Rub a balloon or a plastic rod, charging it up with static electricity, and it can suddenly pick up little pieces of paper. It’s a common classroom demonstration in high school science classes, an everyday example of electrostatic attraction. But it’s never explained fully in class – pupils are told about plastics gaining or losing electrons and becoming charged, but why (and how) this charge is actually created is never explained.
Static electricity picking up scraps of paper. Photo: Tess Watson (CC BY)
The reason for this is as simple as it is surprising: nobody actually knows.
Much of what we are taught in school science lessons is wrong. Electrons are not billiard balls spinning around an atomic nucleus – even if that’s a useful metaphor. Newton’s laws do not govern the motion of objects – though in most cases, they are so close as makes no difference. Copernicus did not claim, let alone prove, that the Earth orbits the Sun, though his model of the cosmos was an important innovation in the history of astronomy.
In all these cases, the classroom version is a reasonable approximation, a simplification which still helps children learn about science, without getting bogged down in unnecessary complexity.
But in the case of plastic being charged up with static electricity, scientists genuinely don’t fully understand what’s going on.
Katherine Holt is a researcher in UCL Chemistry who has worked on electrostatic charging, and is hoping to answer some of these questions. Initially interested in the way that charge can build up on the surfaces of nanodiamonds (microscopic diamonds formed in the soot created by explosives), she has come to work on the question of how static electricity forms on the surfaces of plastics.
For many years, this was the preserve of physicists, who looked at the big picture of how charge behaves on the surface of a whole object. But with the improvement in tools such as magnetic force microscopes, the field has in recent years opened up to chemists, who are interested in small-scale properties of materials, such as bonds between atoms, breaking and joining of atoms in molecules, the microscopic structure of surfaces and the behaviour of individual ions and electrons.
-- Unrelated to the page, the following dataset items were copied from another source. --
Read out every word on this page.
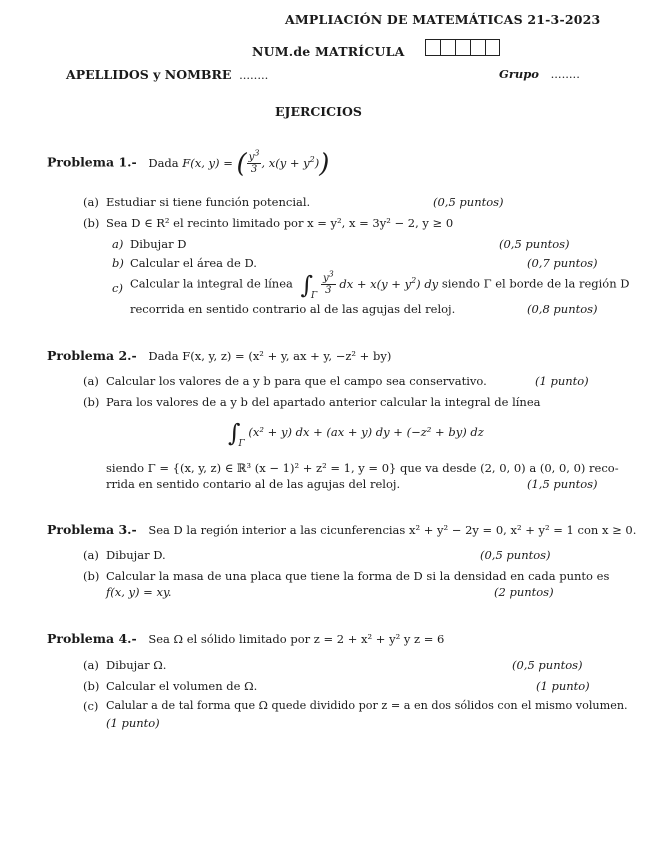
AMPLIACIÓN DE MATEMÁTICAS 21-3-2023
NUM.de MATRÍCULA
APELLIDOS y NOMBRE ........	Grupo ........
EJERCICIOS
Problema 1.- Dada F(x, y) = ( $\frac{y^3}{3}$ , $x(y + y^2)$)
(a) Estudiar si tiene función potencial.	(0,5 puntos)
(b) Sea D ∈ R² el recinto limitado por x = y², x = 3y² − 2, y ≥ 0
a) Dibujar D	(0,5 puntos)
b) Calcular el área de D.	(0,7 puntos)
c) Calcular la integral de línea $\int_\Gamma \frac{y^3}{3}$ dx + $x(y + y^2)$ dy siendo Γ el borde de la región D
recorrida en sentido contrario al de las agujas del reloj.	(0,8 puntos)
Problema 2.- Dada F(x, y, z) = (x² + y, ax + y, −z² + by)
(a) Calcular los valores de a y b para que el campo sea conservativo.	(1 punto)
(b) Para los valores de a y b del apartado anterior calcular la integral de línea
$\int_\Gamma$ (x² + y) dx + (ax + y) dy + (−z² + by) dz
siendo Γ = {(x, y, z) ∈ ℝ³ (x − 1)² + z² = 1, y = 0} que va desde (2, 0, 0) a (0, 0, 0) reco-
rrida en sentido contario al de las agujas del reloj.	(1,5 puntos)
Problema 3.- Sea D la región interior a las cicunferencias x² + y² − 2y = 0, x² + y² = 1 con x ≥ 0.
(a) Dibujar D.	(0,5 puntos)
(b) Calcular la masa de una placa que tiene la forma de D si la densidad en cada punto es
f(x, y) = xy.	(2 puntos)
Problema 4.- Sea Ω el sólido limitado por z = 2 + x² + y² y z = 6
(a) Dibujar Ω.	(0,5 puntos)
(b) Calcular el volumen de Ω.	(1 punto)
(c) Calular a de tal forma que Ω quede dividido por z = a en dos sólidos con el mismo volumen.
(1 punto)
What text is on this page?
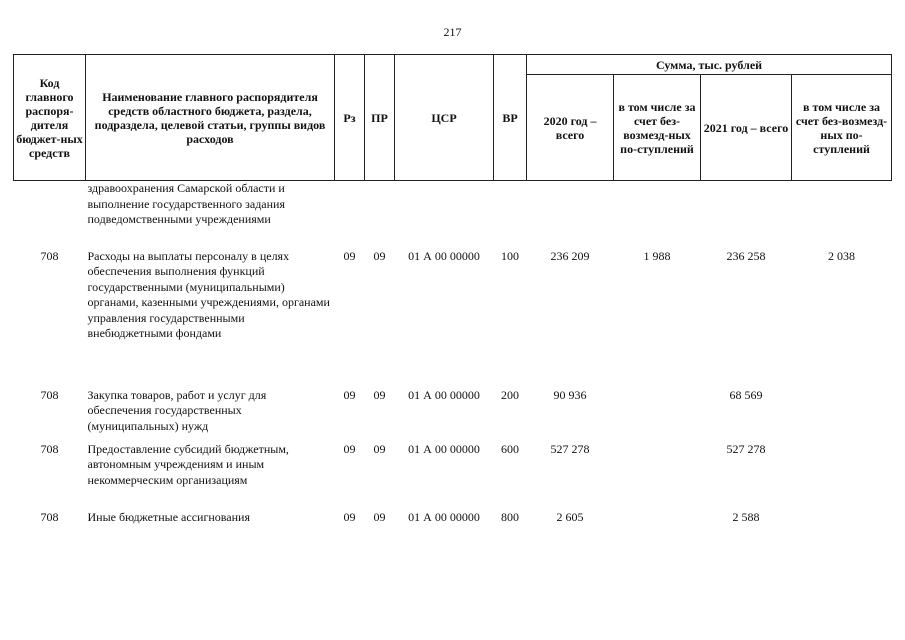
217
Код главного распоря-дителя бюджет-ных средств	Наименование главного распорядителя средств областного бюджета, раздела, подраздела, целевой статьи, группы видов расходов	Рз	ПР	ЦСР	ВР	Сумма, тыс. рублей			
						2020 год – всего	в том числе за счет без-возмезд-ных по-ступлений	2021 год – всего	в том числе за счет без-возмезд-ных по-ступлений
	здравоохранения Самарской области и выполнение государственного задания подведомственными учреждениями								
708	Расходы на выплаты персоналу в целях обеспечения выполнения функций государственными (муниципальными) органами, казенными учреждениями, органами управления государственными внебюджетными фондами	09	09	01 А 00 00000	100	236 209	1 988	236 258	2 038
708	Закупка товаров, работ и услуг для обеспечения государственных (муниципальных) нужд	09	09	01 А 00 00000	200	90 936		68 569	
708	Предоставление субсидий бюджетным, автономным учреждениям и иным некоммерческим организациям	09	09	01 А 00 00000	600	527 278		527 278	
708	Иные бюджетные ассигнования	09	09	01 А 00 00000	800	2 605		2 588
This change of emphasis, Holt says, has brought about a growing conviction that even the most superficial explanation given in school (“electrons are transferred to or from the plastic when it is rubbed”) is wrong. It is increasingly clear that the charging process is actually linked to imperceptible damage to the surface. Bonds between atoms on the plastic’s surface are being broken by the rubbing and this – not the exchange of electrons between surfaces – is leading to the charge being created.
Tunneling electron microscope image of two polystyrene beads rubbing together and then separating that clearly shows that material is transfered from one surface to another as they do so and that the surfaces become ‘scarred’ and damaged. Credit: Katherine Holt (UCL Chemistry)
But identifying microscopic damage on the surface and linking that to the creation of static electricity isn’t the same as figuring out what is actually going on.
When you break bonds between atoms in molecules, shattered fragments of those molecules (either individual atoms or groups of atoms) are formed. These highly reactive particles are known as free radicals.
And indeed, Holt says, you can find free radicals on the surface of charged plastic rods. What’s more, in the same location as these radicals, surface imaging techniques reveal the presence of electric charge.
But even this still doesn’t solve the mystery of precisely how electrostatic charging works: radicals are electrically neutral, so some other particle – presumably ions or electrons – must be carrying the charge.
There is more that isn’t known.
For instance, whether a plastic will become positively or negatively charged is easily predicted, there is even a table (the triboelectric series) which sets out which combinations of common polymers will charge each other positively or negatively when rubbed against each other. But the triboelectric series is based on experimental data – there is no underlying theory explaining what is actually going on, and Holt says, there may never be one: there could be a diverse range of different phenomena all contributing to the different electrostatic properties of the different plastics.
Working in a field which is experimentally well understood, but lacking in theoretical explanation, is not an entirely comfortable area for scientists. For engineers, however, who are interested in practical applications and less worried about theory, this is far more usual territory.
Holt says that, despite being a chemist, she’s now finding it easier to talk to engineers about her work in this area than she does with colleagues in closely aligned fields of chemistry. Engineers are interested in electrostatic charging for prosaic reasons – preventing powders from clumping together in factories, for example – and have an extensive practical understanding of it. But they don’t care in what’s happening on a molecular level.
Which, when the underlying science is as intractable as this, seems like quite a tempting thing to do.